For some reason, the book at hand was a 1964 book, The Conscious Mind written by Kenneth Walker. In 1971, the teacher of my Introduction to Logic class was also named Kenneth Walker (same name, but not the same person as the author).
As I was reading, behind my mother’s 2nd house, I started to doze off, and the last thing I remember before putting the open book face down on my chest was,
“The mind ‘bloweth where it listeth’. Instead of remaining silent as we wish them to remain
during contemplation, our lower associative minds, or what the Hindu calls ‘manas’,
continue their ceaseless chatter about totally irrelevant matters. We may manage to
interrupt this mechanical flow of talk but a new theme immediately presents itself,
and off ‘manas’ goes again, like a dog after a rabbit” (The Conscious Mind, p 145).
I’m not sure, perhaps 10 minutes or so later, as I was still resting, I started to feel something wet on my right cheek.
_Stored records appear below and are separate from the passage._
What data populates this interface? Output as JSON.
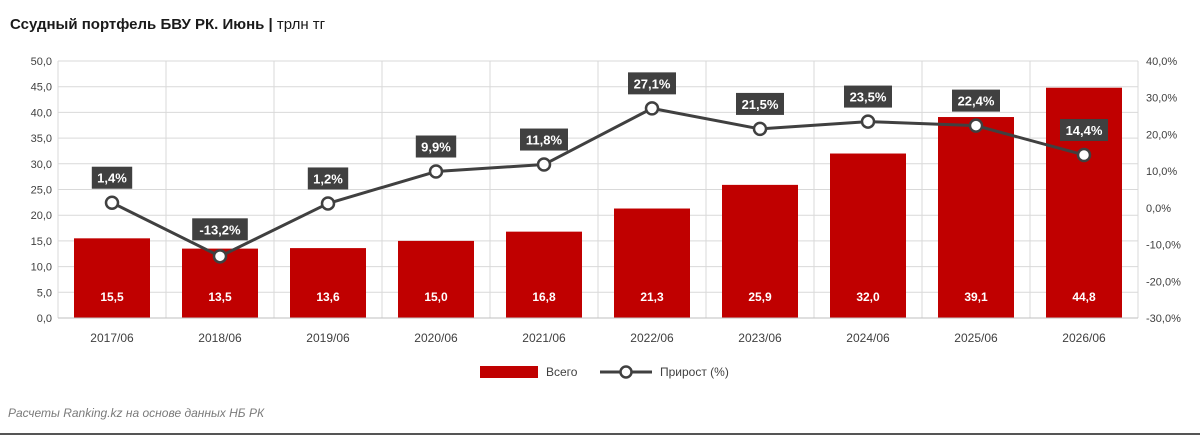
{
  "title": {
    "main": "Ссудный портфель БВУ РК. Июнь",
    "separator": " | ",
    "unit": "трлн тг"
  },
  "source": "Расчеты Ranking.kz на основе данных НБ РК",
  "colors": {
    "bar": "#c00000",
    "line": "#404040",
    "marker_fill": "#ffffff",
    "grid": "#d9d9d9",
    "label_box": "#404040"
  },
  "chart_data": {
    "type": "bar",
    "categories": [
      "2017/06",
      "2018/06",
      "2019/06",
      "2020/06",
      "2021/06",
      "2022/06",
      "2023/06",
      "2024/06",
      "2025/06",
      "2026/06"
    ],
    "series": [
      {
        "name": "Всего",
        "type": "bar",
        "axis": "left",
        "values": [
          15.5,
          13.5,
          13.6,
          15.0,
          16.8,
          21.3,
          25.9,
          32.0,
          39.1,
          44.8
        ],
        "labels": [
          "15,5",
          "13,5",
          "13,6",
          "15,0",
          "16,8",
          "21,3",
          "25,9",
          "32,0",
          "39,1",
          "44,8"
        ]
      },
      {
        "name": "Прирост (%)",
        "type": "line",
        "axis": "right",
        "values": [
          1.4,
          -13.2,
          1.2,
          9.9,
          11.8,
          27.1,
          21.5,
          23.5,
          22.4,
          14.4
        ],
        "labels": [
          "1,4%",
          "-13,2%",
          "1,2%",
          "9,9%",
          "11,8%",
          "27,1%",
          "21,5%",
          "23,5%",
          "22,4%",
          "14,4%"
        ]
      }
    ],
    "ylim_left": [
      0,
      50
    ],
    "yticks_left": [
      "0,0",
      "5,0",
      "10,0",
      "15,0",
      "20,0",
      "25,0",
      "30,0",
      "35,0",
      "40,0",
      "45,0",
      "50,0"
    ],
    "ylim_right": [
      -30,
      40
    ],
    "yticks_right": [
      "-30,0%",
      "-20,0%",
      "-10,0%",
      "0,0%",
      "10,0%",
      "20,0%",
      "30,0%",
      "40,0%"
    ],
    "grid": true,
    "legend_position": "bottom"
  }
}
A second or so and I realized there is a big dog leaning over the side of my car licking my face. Then someone comes from the alley and yells at the dog and the dog goes off and the man said, “I’m sorry, he’s a greyhound, he went after a rabbit.”
I said, “Look at this.” And pointed at the line in the book that reads “like a dog after a rabbit.” He said, “Wow, that’s a coincidence!”
That was the first time I met my neighbor Tony.